Big Thief – U.F.O.F.

Vieri Giuliano Santucci per TRISTE©

Nella sua più recente recensione su queste pagine, Francesco Amoroso ci racconta di come ormai tutto corra velocemente: di come il passato più prossimo diventi vecchio in poche ore e di come l’unica cosa che conta sia il “Qui ed Ora”.

Credo la situazione sia ancora peggiore. Se l’Hic et Nunc di Orazio (o il Da-sein di Heidegger) sollecitavano infatti a prendere consapevolezza del momento in cui stiamo vivendo (e delle proprie azioni) senza essere intrappolati nel passato o nel futuro, quello che invece subiamo oggi è una continua estraneazione dal luogo in cui siamo, il Qui, grazie alla tecnologia, e da quello che stiamo facendo, l’Ora, grazie ad una continua proiezione ansiogena verso il Dopo.

Ed anche in ambito musicale, per recuperare il discorso di Francesco, la tendenza è quella di rincorrere l’hype (una aspettativa per quello che ancora deve arrivare), mentre nel momento in cui un disco esce, già pensiamo di non avere più tempo da dedicargli.

Tutto questo a discapito della qualità dei nostri ascolti (e delle nostre vite).

E allora c’è bisogno di fermarsi, o meglio di soffermarsi. Non per rinchiudersi nel rassicurante passate (seppure la storia, anche quella musicale, è sempre maestra) ma sul Qui ed Ora. Per capire cosa (e come) stiamo vivendo.

Adrianne Lenker e i suoi Big Thief credo siano riusciti a fare tutto questo in modo perfetto. Viversi appieno gli anni che dal 2016, con l’ottimo esordio Masterpiece, passando per lo splendido Capacity del 2017, li hanno portati in giro per il mondo sull’onda del proprio (meritato) successo. E soffermarsi infine su quanto stavano facendo, trovando il tempo per raccogliere le sensazione e le emozioni, convogliandole in U.F.O.F.

Il risultato è un disco per certi versi più “rilassato” dei lavori precedenti. La voce di Adrianne prende sempre di più campo, come un naturale proseguio del suo ultimo disco solista, e il folk dalle atmosfere dreamy già presente nei dischi passati, riempie quasi per intero il nuovo album (“and dream, and dream, and dream”).
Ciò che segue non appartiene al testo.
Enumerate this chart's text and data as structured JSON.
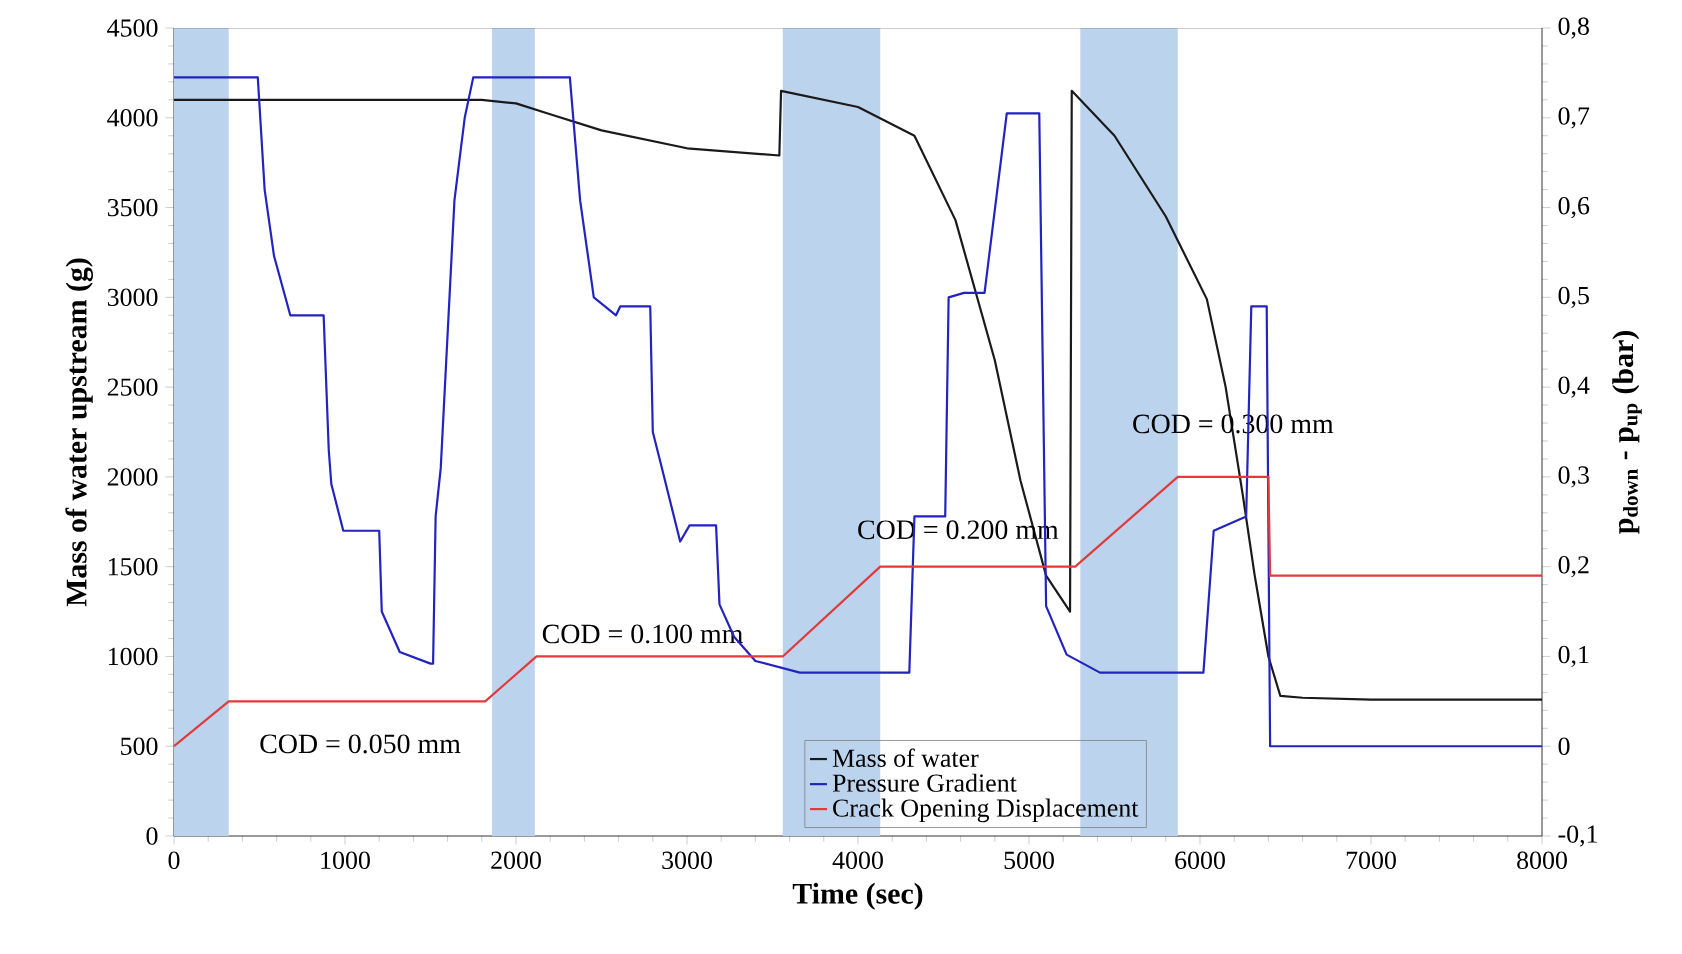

Non manca certamente un velo di inquietudine (come ci ricorda la voce di Adrianne che vibra, quasi di rabbia, al minuto 2:13 di From), ma il quartetto di Brooklyn sembra aver raggiunto una serenità mentale e compositiva invidiabile.
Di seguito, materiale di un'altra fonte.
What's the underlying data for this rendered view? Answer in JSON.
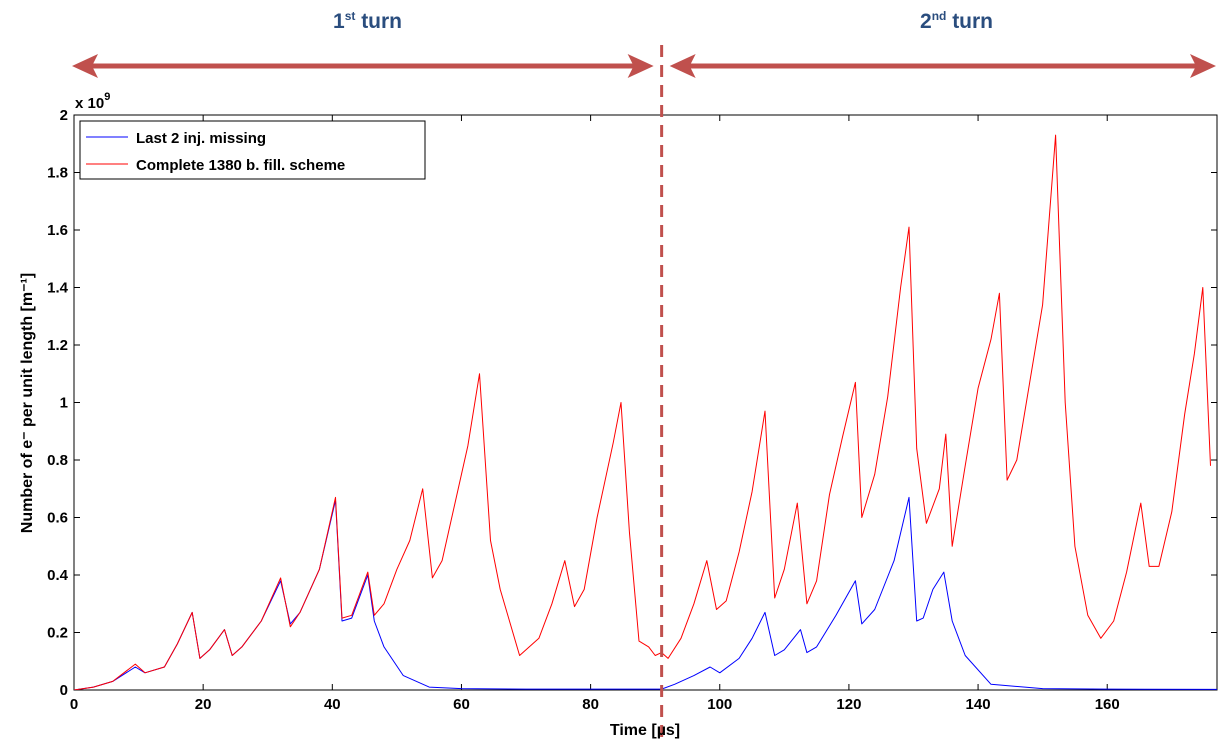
{
  "annotations": {
    "turn1": {
      "base": "1",
      "sup": "st",
      "rest": " turn"
    },
    "turn2": {
      "base": "2",
      "sup": "nd",
      "rest": " turn"
    },
    "arrow_color": "#c0504d",
    "divider_x": 91
  },
  "chart_data": {
    "type": "line",
    "title": "",
    "xlabel": "Time [µs]",
    "ylabel": "Number of e⁻ per unit length [m⁻¹]",
    "y_exponent_label": "x 10",
    "y_exponent_power": "9",
    "xlim": [
      0,
      177
    ],
    "ylim": [
      0,
      2.0
    ],
    "xticks": [
      0,
      20,
      40,
      60,
      80,
      100,
      120,
      140,
      160
    ],
    "xtick_labels": [
      "0",
      "20",
      "40",
      "60",
      "80",
      "100",
      "120",
      "140",
      "160"
    ],
    "yticks": [
      0,
      0.2,
      0.4,
      0.6,
      0.8,
      1.0,
      1.2,
      1.4,
      1.6,
      1.8,
      2.0
    ],
    "ytick_labels": [
      "0",
      "0.2",
      "0.4",
      "0.6",
      "0.8",
      "1",
      "1.2",
      "1.4",
      "1.6",
      "1.8",
      "2"
    ],
    "grid": false,
    "legend_position": "top-left",
    "series": [
      {
        "name": "Last 2 inj. missing",
        "color": "#0000ff",
        "x": [
          0,
          3,
          6,
          9.5,
          11,
          14,
          16,
          18.3,
          19.5,
          21,
          23.3,
          24.5,
          26,
          29,
          32,
          33.5,
          35,
          38,
          40.5,
          41.5,
          43,
          45.5,
          46.5,
          48,
          51,
          55,
          60,
          70,
          80,
          91,
          93,
          96,
          98.5,
          100,
          103,
          105,
          107,
          108.5,
          110,
          112.5,
          113.5,
          115,
          118,
          121,
          122,
          124,
          127,
          129.3,
          130.5,
          131.5,
          133,
          134.7,
          136,
          138,
          142,
          150,
          160,
          177
        ],
        "y": [
          0,
          0.01,
          0.03,
          0.08,
          0.06,
          0.08,
          0.16,
          0.27,
          0.11,
          0.14,
          0.21,
          0.12,
          0.15,
          0.24,
          0.38,
          0.23,
          0.27,
          0.42,
          0.66,
          0.24,
          0.25,
          0.4,
          0.24,
          0.15,
          0.05,
          0.01,
          0.005,
          0.003,
          0.003,
          0.003,
          0.02,
          0.05,
          0.08,
          0.06,
          0.11,
          0.18,
          0.27,
          0.12,
          0.14,
          0.21,
          0.13,
          0.15,
          0.26,
          0.38,
          0.23,
          0.28,
          0.45,
          0.67,
          0.24,
          0.25,
          0.35,
          0.41,
          0.24,
          0.12,
          0.02,
          0.005,
          0.003,
          0.002
        ]
      },
      {
        "name": "Complete 1380 b. fill. scheme",
        "color": "#ff0000",
        "x": [
          0,
          3,
          6,
          9.5,
          11,
          14,
          16,
          18.3,
          19.5,
          21,
          23.3,
          24.5,
          26,
          29,
          32,
          33.5,
          35,
          38,
          40.5,
          41.5,
          43,
          45.5,
          46.5,
          48,
          50,
          52,
          54,
          55.5,
          57,
          59,
          61,
          62.8,
          64.5,
          66,
          69,
          72,
          74,
          76,
          77.5,
          79,
          81,
          83.5,
          84.7,
          86,
          87.5,
          89,
          90,
          91,
          92,
          94,
          96,
          98,
          99.5,
          101,
          103,
          105,
          107,
          108.5,
          110,
          112,
          113.5,
          115,
          117,
          119,
          121,
          122,
          124,
          126,
          128,
          129.3,
          130.5,
          132,
          134,
          135,
          136,
          138,
          140,
          142,
          143.3,
          144.5,
          146,
          148,
          150,
          152,
          153.5,
          155,
          157,
          159,
          161,
          163,
          165.2,
          166.5,
          168,
          170,
          172,
          173.5,
          174.8,
          176
        ],
        "y": [
          0,
          0.01,
          0.03,
          0.09,
          0.06,
          0.08,
          0.16,
          0.27,
          0.11,
          0.14,
          0.21,
          0.12,
          0.15,
          0.24,
          0.39,
          0.22,
          0.27,
          0.42,
          0.67,
          0.25,
          0.26,
          0.41,
          0.26,
          0.3,
          0.42,
          0.52,
          0.7,
          0.39,
          0.45,
          0.65,
          0.85,
          1.1,
          0.52,
          0.35,
          0.12,
          0.18,
          0.3,
          0.45,
          0.29,
          0.35,
          0.6,
          0.86,
          1.0,
          0.55,
          0.17,
          0.15,
          0.12,
          0.13,
          0.11,
          0.18,
          0.3,
          0.45,
          0.28,
          0.31,
          0.48,
          0.69,
          0.97,
          0.32,
          0.42,
          0.65,
          0.3,
          0.38,
          0.68,
          0.88,
          1.07,
          0.6,
          0.75,
          1.02,
          1.4,
          1.61,
          0.84,
          0.58,
          0.7,
          0.89,
          0.5,
          0.78,
          1.05,
          1.22,
          1.38,
          0.73,
          0.8,
          1.07,
          1.34,
          1.93,
          1.0,
          0.5,
          0.26,
          0.18,
          0.24,
          0.41,
          0.65,
          0.43,
          0.43,
          0.62,
          0.96,
          1.17,
          1.4,
          0.78
        ]
      }
    ]
  }
}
Le percezioni (o meglio le “appercezioni”) la fanno da padrona in questo nuovo lavoro: così i contorni e i paesaggi si palesano, grazie ad una nuova capacità di fermarsi e sollevare la testa per guardare (e respirare). Ecco quindi una città in cui si arriva di notte (Betsy), l’acqua (elemento ricorrente in questo disco “fluttuante”) o le tife ondeggianti al di là del finestrino di un treno in Cattails (uno dei momenti più alti del disco). E ovviamente ci sono le sensazioni e le emozioni, di Adrianne, della band, e delle persone (reali o immaginarie) che hanno ruotato intorno a loro.
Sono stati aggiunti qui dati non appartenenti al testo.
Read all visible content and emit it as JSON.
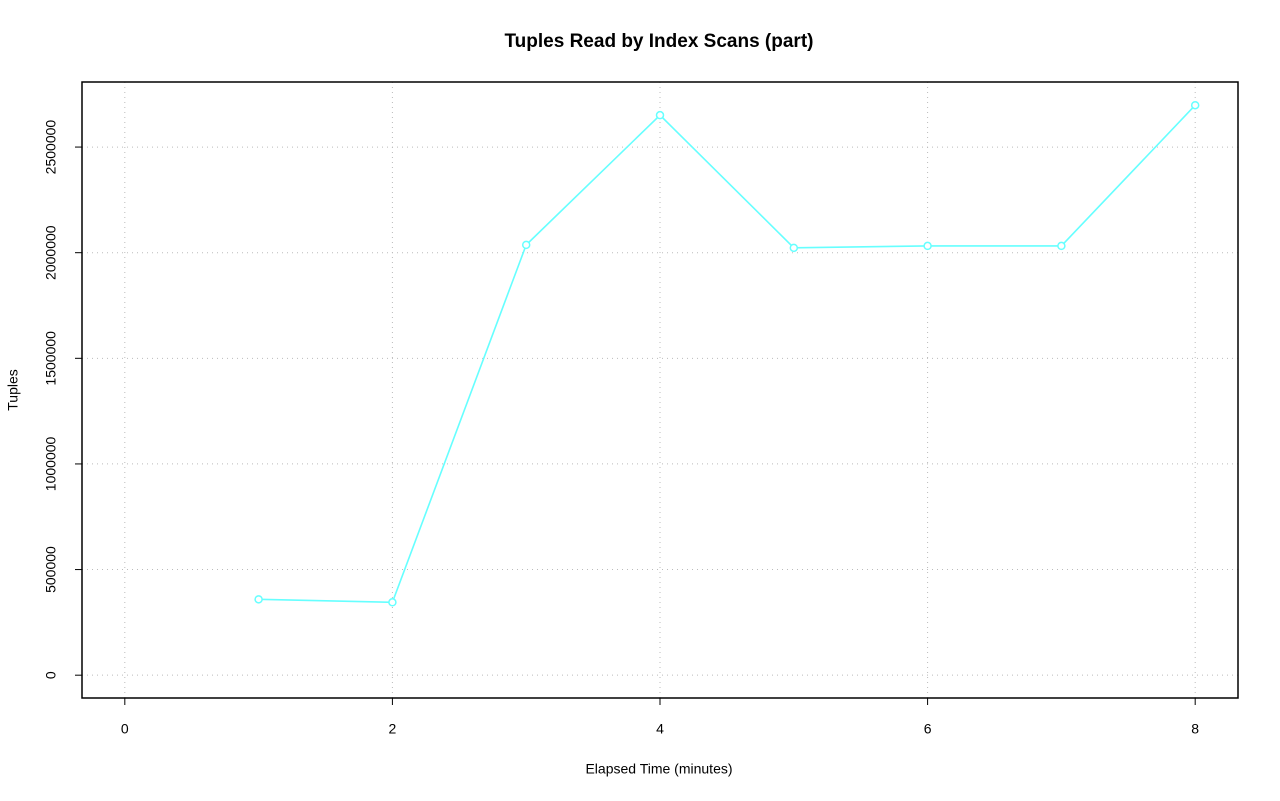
{
  "chart_data": {
    "type": "line",
    "title": "Tuples Read by Index Scans (part)",
    "xlabel": "Elapsed Time (minutes)",
    "ylabel": "Tuples",
    "x": [
      1,
      2,
      3,
      4,
      5,
      6,
      7,
      8
    ],
    "values": [
      359000,
      345000,
      2037000,
      2651000,
      2023000,
      2032000,
      2032000,
      2698000
    ],
    "color": "#66ffff",
    "markers": true,
    "xlim": [
      -0.32,
      8.32
    ],
    "xticks": [
      0,
      2,
      4,
      6,
      8
    ],
    "ylim": [
      -108000,
      2808000
    ],
    "yticks": [
      0,
      500000,
      1000000,
      1500000,
      2000000,
      2500000
    ],
    "grid": true
  }
}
Ancora rimangono canzoni puramente folk, come la bellissima Orange (pezzo straniante à la Aldous Harding prima maniera, in cui maggiormente si percepisce una crepa a quel senso generale di calma presente nel disco), ma è con brani come la title track, la già citata Cattails, la ritmata Century, o la struggente Jenny che la band lascia il suo peculiare marchio di fabbrica. Sempre più raffinato e perfezionato, sempre più costruito per avvolgere come un vestito sartoriale la splendida voce di Adrianne.

E cullato dalla meravigliosa Open Desert, anche l’ascoltatore può ritrovare un momento per sè. Per vivere il proprio Qui ed Ora. Senza l’ansia del Dopo.